Autre atout : le visuel. Rien à dire, The Musketeers, question fringues, ça pète ! Les tenus des mousquetaires, bien qu’anachroniques et vraiment fantaisistes, sont superbes (et bien portés). Mention bien aussi pour les équipements ; pistoles, arquebuses, mousquets, rapières sont au rendez-vous, avec un bel effort de reconstruction dans leur utilisation, ce qui amène un bel aspect réaliste. La reconstitution des quartiers populaires parisiens se résume à deux plateaux mais riches en échoppes, en étals et autres détails. Au Louvre, courtisans et dirigeants endossent de superbes toilettes, notamment Anne d’Autriche (Alexandra Dowling), et les quelques ajouts en synthèse contribuent à donner le change.
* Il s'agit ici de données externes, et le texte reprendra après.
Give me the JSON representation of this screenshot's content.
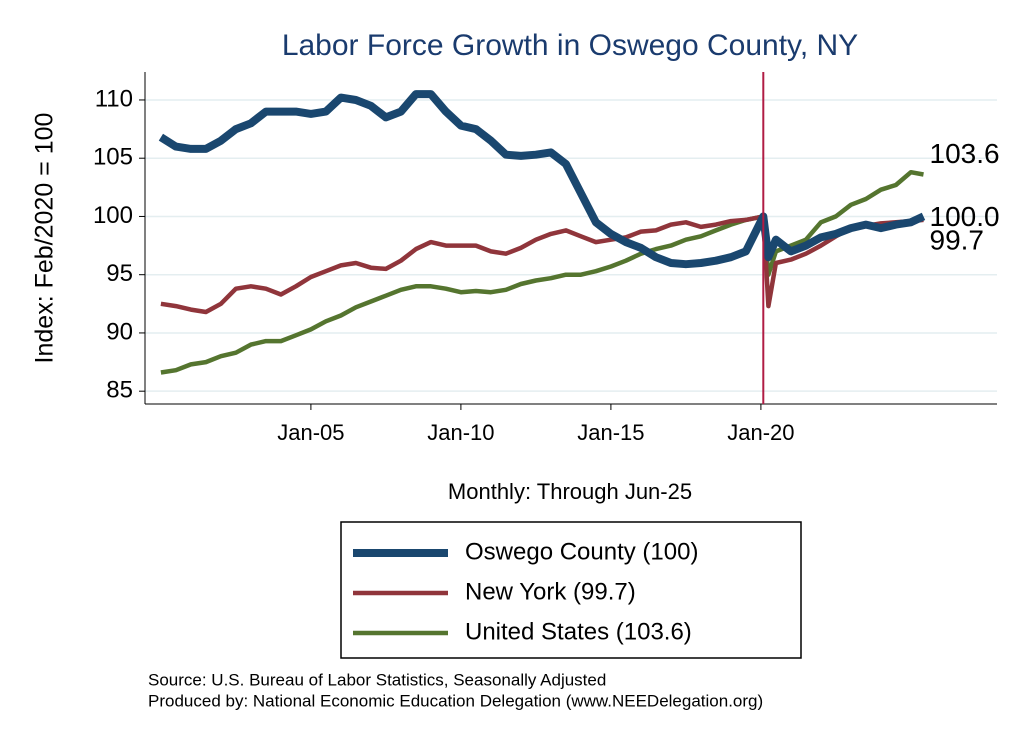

Globalement, la réalisation se révèle sobre mais efficace – les chorégraphies de combats style «de capes et d’épées » sont nerveuses et limpides – et emploie avec justesse la cosmétique de la série. On se trouve donc devant le fruit d’un bon travail de production.

Pourtant, The Musketeers, même si  la série a tenu trois saisons, est un semi-échec. Question audience, le show n’a pas réussi à trouver son public. Je pense que l’une des principales raisons qui a conduit à son non renouvellement est l’absence d’une véritable prise de position dans son traitement. Contrairement à d’autres productions qui recycle des thèmes vintage (films de pirates, peplum, etc) avec une relecture plus adulte et une imagerie putassière (comme Black Sails ou Rome, par exemple), The Musketeers a cherché sa cible dans une audience familiale, lissant scénario et mise en scène, développant des intrigues aussi naïves que tarabiscotées.  Hors, à l’heure où l’ado regarde son show préféré en  replay sur l’Internet, très éloigné des loisirs de parents qui, eux, du coup, s’orientent vers des spectacles plus spécialisés,  ce type de public de masse se raréfie. La séquence finale de la série, qui prend la forme d’un happy end dégoulinant de bons sentiments disneyens, contrastant avec la couleur générale d’un épisode particulièrement violent (du moins, graphiquement explicite), est le parfait exemple des errements d’une production qui n’a pas su (pu ?) prendre ses responsabilités.

Bon, je n’en dirais pas plus si vous n’avez pas encore vu la série (spoiler, c’est maaal !) mais si je devais vous donner un conseil : contentez-vous de visionner la première saison, elle se suffit à elle-même et est, de loin, la meilleure.

Ma note : 3,5/5 (première saison), 2,5/5 (deuxième saison), 2/5 (troisième saison)

The Musketeers (GB / 2014-2016)

Série britannique créée par Jessica Pope et Adrian Hodges

Trois saisons de 10 épisodes d’environ 50 minutes

Avec : Tom Burke (Athos), Luke Pasqualino (D’Artagnan), Santiago Cabrera (Aramis), Howard Charles (Porthos), Alexandra Dowling (Anne d’Autriche), Ryan Gage (Louis XIII), Tamla Kari (Constance), Hugo Speer (Tréville), Ruper Everett (De Feron), Maimie McCoy (Milady de Winter), Peter Capaldi (Richelieu), Marc Warren (Rochefort).